GI co-morbidities include dysphagia, GORD and failure to thrive in infancy [41]. Dysphagia secondary to oesophageal dysmotility may be of variable severity. A degree of dysmotility will be intrinsic and a product of the abnormal neuromuscular development of the oesophagus but a proportion may be attributed to or exacerbated by the extent of dissection/mobilisation at surgery; stricture formation and presence of GORD [42].

GORD in OA/TOF patients is common (up to 65%) and is primarily a product of the intrinsic oesophageal dysmotility. The management of GORD in OA/TOF is dependent on severity and patient characteristics and may be conservative, pharmacological or surgical. A poor correlation between severity of reflux symptoms and histological changes leads some authors to advocate long-term endoscopic surveillance and pH monitoring for all patients with repaired OA/TOF [43].

In addition to GI and respiratory morbidity OA/TOF patients are susceptible to a degree of neurodevelopmental delay. With a broad range of potential long-term morbidity it is important that as a minimum standard long-term multidisciplinary follow-up be in place for all infants with repaired OA/TOF.

Key guidelines

1. Antenatal features are non-specific and a significant proportion of cases will not be identified antenatally necessitating prompt post-natal recognition of suggestive symptoms.

2. Over 50% of infants will have an associated congenital anomaly which may include significant cardiac malformations that impact upon survival.

3. Perioperative bronchoscopy can be advantageous to aid intubation and delineate the fistula anatomy but is not considered essential practice.

4. LG OA/TOF is a complex entity necessitating highly specialised management.

5. Thoracoscopic surgery is available in specialist centres and offers several potential advantages over thoracotomy and is at least as effective with regard to rates of anastomotic complications.

6. Anastomotic stricture is common and often requires repeated dilatation.

7. Prevention of stricture by the use of prophylactic anti-reflux medication and/or prophylactic dilatation is not supported by current evidence.

8. Long term respiratory and gastrointestinal morbidity is common and demands multidisciplinary follow-up.

Future research directions


Current means of oesophageal replacement such as gastric pull-up and jejunal/colonic interposition grafts are not without complication as is evident from long-term outcome data.
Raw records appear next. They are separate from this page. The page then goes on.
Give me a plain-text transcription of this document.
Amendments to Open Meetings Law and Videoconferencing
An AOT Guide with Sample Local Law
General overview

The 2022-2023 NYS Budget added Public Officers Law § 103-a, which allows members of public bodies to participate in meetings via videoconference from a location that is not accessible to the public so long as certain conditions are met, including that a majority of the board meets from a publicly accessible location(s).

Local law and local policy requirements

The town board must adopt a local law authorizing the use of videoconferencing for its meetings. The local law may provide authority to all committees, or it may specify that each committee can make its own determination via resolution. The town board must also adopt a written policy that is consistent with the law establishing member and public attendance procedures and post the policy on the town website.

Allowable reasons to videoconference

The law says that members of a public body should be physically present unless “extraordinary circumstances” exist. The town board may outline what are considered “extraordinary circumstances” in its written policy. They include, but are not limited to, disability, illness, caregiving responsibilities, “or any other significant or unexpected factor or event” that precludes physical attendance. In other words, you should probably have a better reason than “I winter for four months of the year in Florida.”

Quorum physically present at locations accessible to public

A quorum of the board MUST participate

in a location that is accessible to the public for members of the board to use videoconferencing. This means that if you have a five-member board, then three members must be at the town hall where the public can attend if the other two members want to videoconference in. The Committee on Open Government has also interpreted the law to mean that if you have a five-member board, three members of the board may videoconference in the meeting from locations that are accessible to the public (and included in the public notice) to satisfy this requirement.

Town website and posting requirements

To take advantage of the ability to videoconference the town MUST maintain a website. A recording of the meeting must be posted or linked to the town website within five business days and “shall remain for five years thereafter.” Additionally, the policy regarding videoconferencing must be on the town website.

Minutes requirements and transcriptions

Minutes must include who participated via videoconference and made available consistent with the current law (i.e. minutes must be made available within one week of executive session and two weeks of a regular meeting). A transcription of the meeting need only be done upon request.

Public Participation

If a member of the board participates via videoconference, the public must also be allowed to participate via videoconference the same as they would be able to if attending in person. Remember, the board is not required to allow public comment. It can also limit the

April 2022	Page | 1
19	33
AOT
Regenerative medicine and oesophageal replacement with bespoke engineered tissue has enormous potential to overcome the majority of the issues associated with current replacement strategies by offering an engineered substitute equivalent to native tissue [44]. However, producing an engineered oesophagus that is that is anatomically and functionally equivalent is a challenging premise with the need for a proliferative epithelium, smooth muscle for propulsive activity and regulating enteric nervous tissue all adding considerable degrees of complexity. Work on the development of relevant viable decellurised scaffolds and epithelial cell sheets has been encouraging and there have been several successful animal studies that demonstrate considerable promise [45]. The gap to clinical trial and application has yet to be satisfactorily bridged and this remains a challenge for the future.

Centralisation of services

In a number of complex infrequently occurring pathologies across the spectrum of medical practice high volume centres have been shown to outperform their low volume counterparts across a variety of patient outcomes measures. OA/TOF is a complex entity where surgeon and centre experience is likely to heavily influence outcomes [46]. In addition, there is considerable morbidity that may be related to associated malformations (particularly cardiac) that necessitates multi-disciplinary care. There is therefore considerable weight to the argument that the management of OA/TOF should be limited to centres or groups of surgeons to enable higher case volumes and where the availability of an appropriately-resourced multidisciplinary team can be assured. National population outcome studies and registry data are required to further delineate the relationship between centre volume and outcome in OA/TOF and to determine if there are significant gain to be made from service re-configuration.